I always enjoy the new scenery I encounter when snorkeling, and I almost always learn something new about my lake. This year I've learned that our rusty crayfish population is bigger than I would have thought just from what I see around my pier. They are everywhere, and some of them are huge. It tells me I need to augment the the efforts of the Friends of Birch Lake and get a couple of my own traps to place along the edge of our reed bed.

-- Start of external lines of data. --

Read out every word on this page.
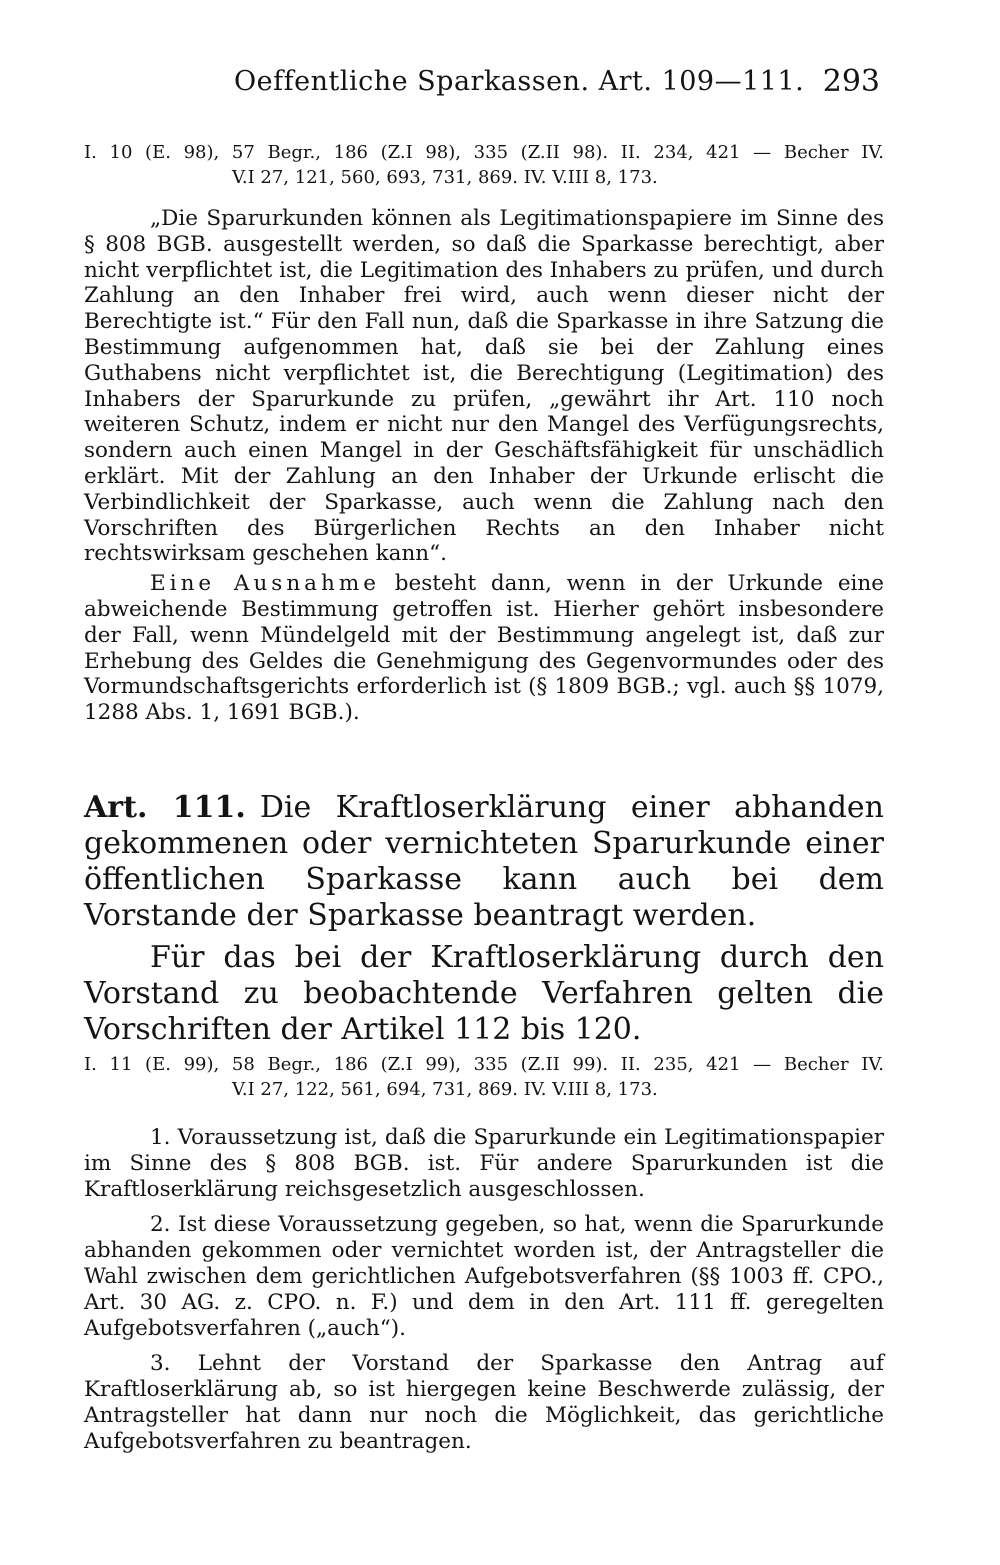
Oeffentliche Sparkassen. Art. 109—111. 293

I. 10 (E. 98), 57 Begr., 186 (Z.I 98), 335 (Z.II 98). II. 234, 421 — Becher IV.

V.I 27, 121, 560, 693, 731, 869. IV. V.III 8, 173.

„Die Sparurkunden können als Legitimationspapiere im Sinne des § 808 BGB. ausgestellt werden, so daß die Sparkasse berechtigt, aber nicht verpflichtet ist, die Legitimation des Inhabers zu prüfen, und durch Zahlung an den Inhaber frei wird, auch wenn dieser nicht der Berechtigte ist.“ Für den Fall nun, daß die Sparkasse in ihre Satzung die Bestimmung aufgenommen hat, daß sie bei der Zahlung eines Guthabens nicht verpflichtet ist, die Berechtigung (Legitimation) des Inhabers der Sparurkunde zu prüfen, „gewährt ihr Art. 110 noch weiteren Schutz, indem er nicht nur den Mangel des Verfügungsrechts, sondern auch einen Mangel in der Geschäftsfähigkeit für unschädlich erklärt. Mit der Zahlung an den Inhaber der Urkunde erlischt die Verbindlichkeit der Sparkasse, auch wenn die Zahlung nach den Vorschriften des Bürgerlichen Rechts an den Inhaber nicht rechtswirksam geschehen kann“.

Eine Ausnahme besteht dann, wenn in der Urkunde eine abweichende Bestimmung getroffen ist. Hierher gehört insbesondere der Fall, wenn Mündelgeld mit der Bestimmung angelegt ist, daß zur Erhebung des Geldes die Genehmigung des Gegenvormundes oder des Vormundschaftsgerichts erforderlich ist (§ 1809 BGB.; vgl. auch §§ 1079, 1288 Abs. 1, 1691 BGB.).

Art. 111. Die Kraftloserklärung einer abhanden gekommenen oder vernichteten Sparurkunde einer öffentlichen Sparkasse kann auch bei dem Vorstande der Sparkasse beantragt werden.

Für das bei der Kraftloserklärung durch den Vorstand zu beobachtende Verfahren gelten die Vorschriften der Artikel 112 bis 120.

I. 11 (E. 99), 58 Begr., 186 (Z.I 99), 335 (Z.II 99). II. 235, 421 — Becher IV.

V.I 27, 122, 561, 694, 731, 869. IV. V.III 8, 173.

1. Voraussetzung ist, daß die Sparurkunde ein Legitimationspapier im Sinne des § 808 BGB. ist. Für andere Sparurkunden ist die Kraftloserklärung reichsgesetzlich ausgeschlossen.

2. Ist diese Voraussetzung gegeben, so hat, wenn die Sparurkunde abhanden gekommen oder vernichtet worden ist, der Antragsteller die Wahl zwischen dem gerichtlichen Aufgebotsverfahren (§§ 1003 ff. CPO., Art. 30 AG. z. CPO. n. F.) und dem in den Art. 111 ff. geregelten Aufgebotsverfahren („auch“).

3. Lehnt der Vorstand der Sparkasse den Antrag auf Kraftloserklärung ab, so ist hiergegen keine Beschwerde zulässig, der Antragsteller hat dann nur noch die Möglichkeit, das gerichtliche Aufgebotsverfahren zu beantragen.
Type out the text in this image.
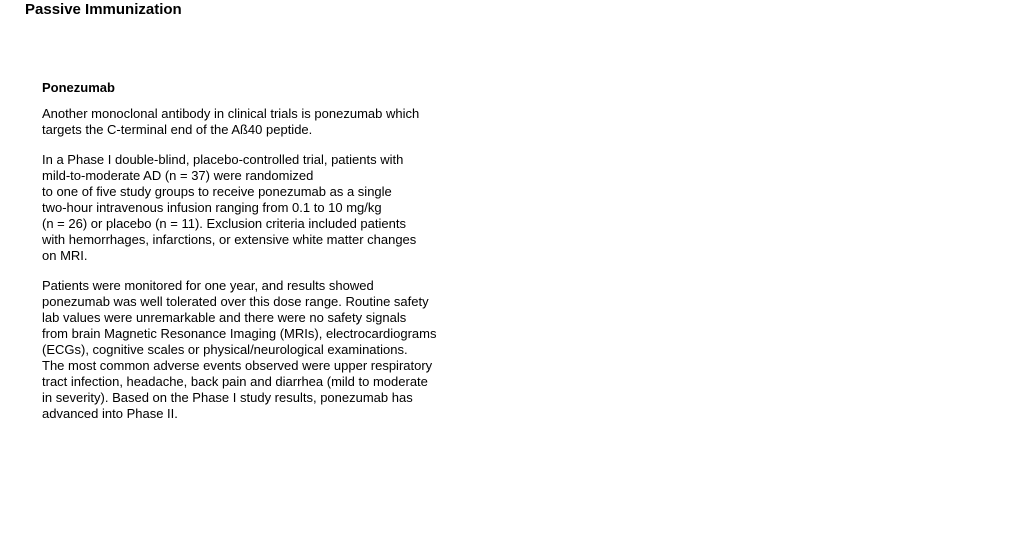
Passive Immunization
Ponezumab

Another monoclonal antibody in clinical trials is ponezumab which
targets the C-terminal end of the Aß40 peptide.

In a Phase I double-blind, placebo-controlled trial, patients with
mild-to-moderate AD (n = 37) were randomized
to one of five study groups to receive ponezumab as a single
two-hour intravenous infusion ranging from 0.1 to 10 mg/kg
(n = 26) or placebo (n = 11). Exclusion criteria included patients
with hemorrhages, infarctions, or extensive white matter changes
on MRI.

Patients were monitored for one year, and results showed
ponezumab was well tolerated over this dose range. Routine safety
lab values were unremarkable and there were no safety signals
from brain Magnetic Resonance Imaging (MRIs), electrocardiograms
(ECGs), cognitive scales or physical/neurological examinations.
The most common adverse events observed were upper respiratory
tract infection, headache, back pain and diarrhea (mild to moderate
in severity). Based on the Phase I study results, ponezumab has
advanced into Phase II.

I also noted some patches of cabbage weeds down the shoreline from our place -- a good sign, after the cabbage beds were all but wiped out years ago when the rusty crayfish population exploded.

The best thing I learned, though, was the exact nature of the spot a short distance from my pier where a brother and I have caught numerous walleyes at times. About 50 yards down the shore and about 50 feet out from the reed bed lies a tangle of brush, probably placed there deliberately as a crib years ago. Hovering over it, I looked down on a couple of smallmouth bass in the upper branches and, down deeper, a dozen or more walleyes, finning in place. They seemed not to notice as I quietly passed over. I fished that brush pile the same evening and caught -- nothing. I suppose that says something about the fickle nature of walleyes, or about my skill as an angler.

After recent heavy rains, the water of Birch Lake remains clear. There are more areas of the lake to explore. You could certainly do worse than to spend some time getting to know your lake from a whole different perspective -- with flippers on your feet and your face behind a mask of glass.